We push Flex Wallet tp all our employess for use on their PDA.

I like the military's method of data security, each file has a security rating, each compter also has a security rating, if the device has a lower security rating than the document, you arn't supposed to attempt to access it from the device.

More correctly, if the device has a lower security rating than the document, it isn't capable of accessing the document. If that's not the case, then the person who designed the system, or at least the security aspects of the system, violated several NSA regulations to the contrary. When it comes to military computers, the rules quite a bit less flexible.



True, if the device dosen't respect the security levels it should be barred by the servers if it dosen't have clearance for a certain document, but the user can be punished for knowingly violating this is what I was reffering to because the scope of this article was in responce to the PPC (I didn't read the link so it truely only relates to the PPC).

My attitude towards security (not just for PPC) is as follows: If it is info that I would feel uncomfortable losing or falling into the wrong hands, I don't store it on the device.

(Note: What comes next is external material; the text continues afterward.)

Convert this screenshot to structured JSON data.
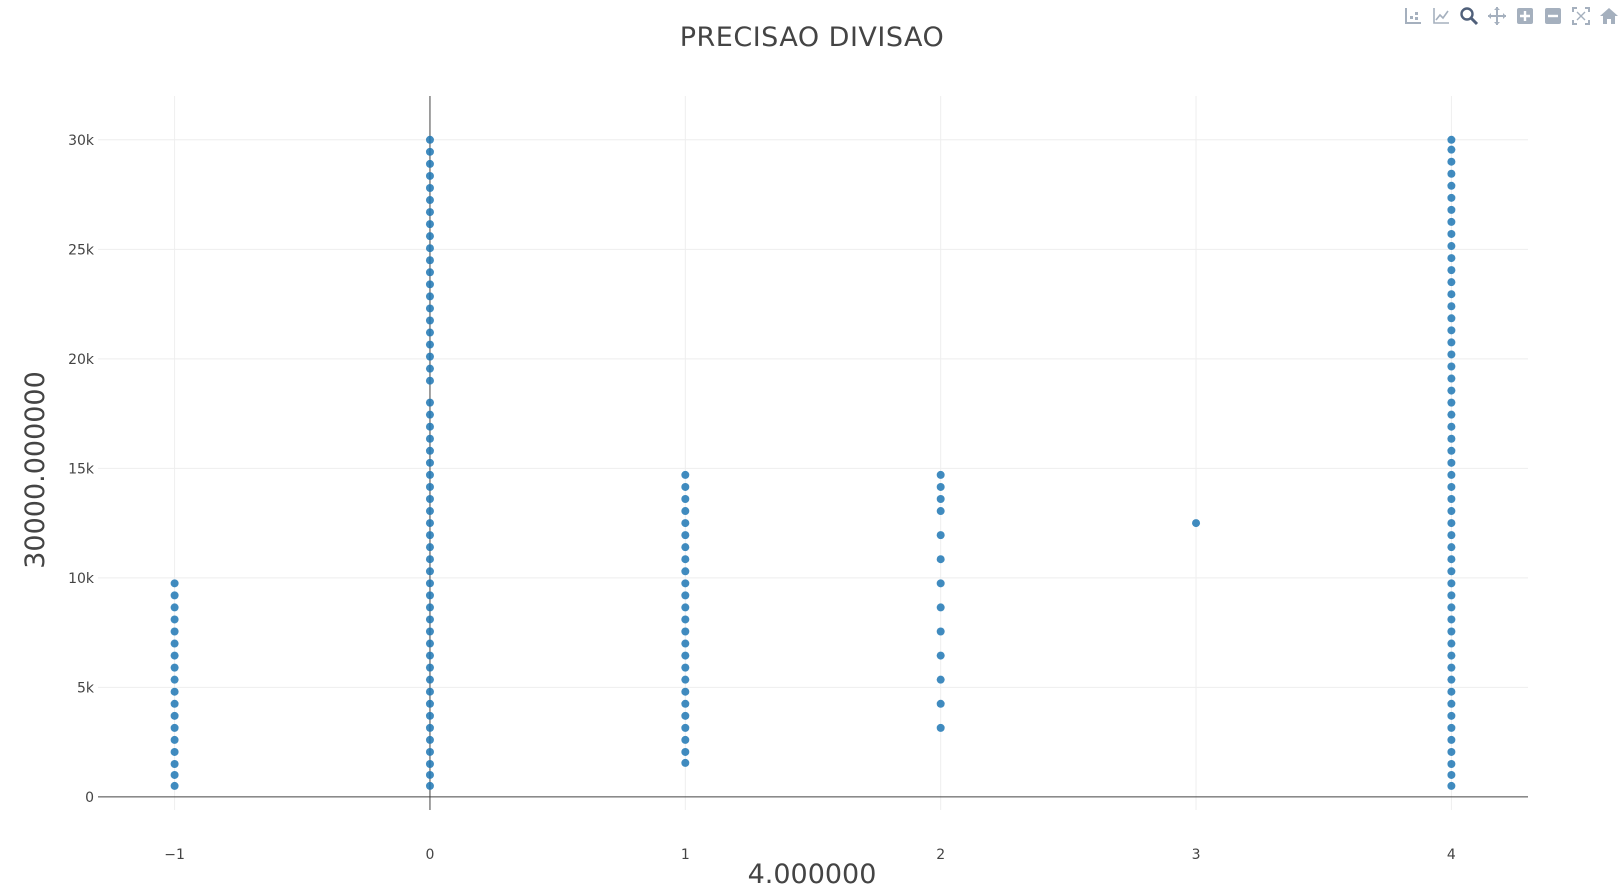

The way I see it, that's a somewhat naive way of looking at it (please don't take offense at this, none was meant). By and large, the same people who won't store credit card information on their PDA, where it can be encrypted and locked behind several types of password or biometric security, will gladly carry those same credit card numbers in their wallet with no security whatsoever.


Well, *I* don't, but you're right - most people will still carry their plastic. But I can understand that - you never know when you'll need your card, and it doesn't do you much good if you left it at home. And if your wallet gets stolen, well, then you have a good excuse if something happens to your card info. But how do you explain to your credit card company that you kept your info on an unprotected PDA, knowing full well the risks of that?

You have a good point about all the other cards we carry - I only carry the ones that aren't sensitive or pose a security risk (I don't carry any ID, no credit cards, nothing except my ATM card, my OV card and a customer loyalty card of my favorite DVD pusher, and about $20 cash - that's really all you need.

(I don't carry any ID ...

8O what if a cop pulls you over? or is that a dutch? thing?

I dont drive a car. Actually, carrying ID is sort of a grey area over here. Since June 1st, 1994 we have a new law that states that 'you have to be able to identify yourself in certain situations'.

Basically what this means is: you are only required to show your ID in certain situations - like opening a bank account, signing notary contracts, when applying for a job etc. Outside of those situations, I don't have to show my card to *anyone* - which includes the police. Police here have much less rights then in other countrys. They can't search me or ask me to show my ID for no good reason.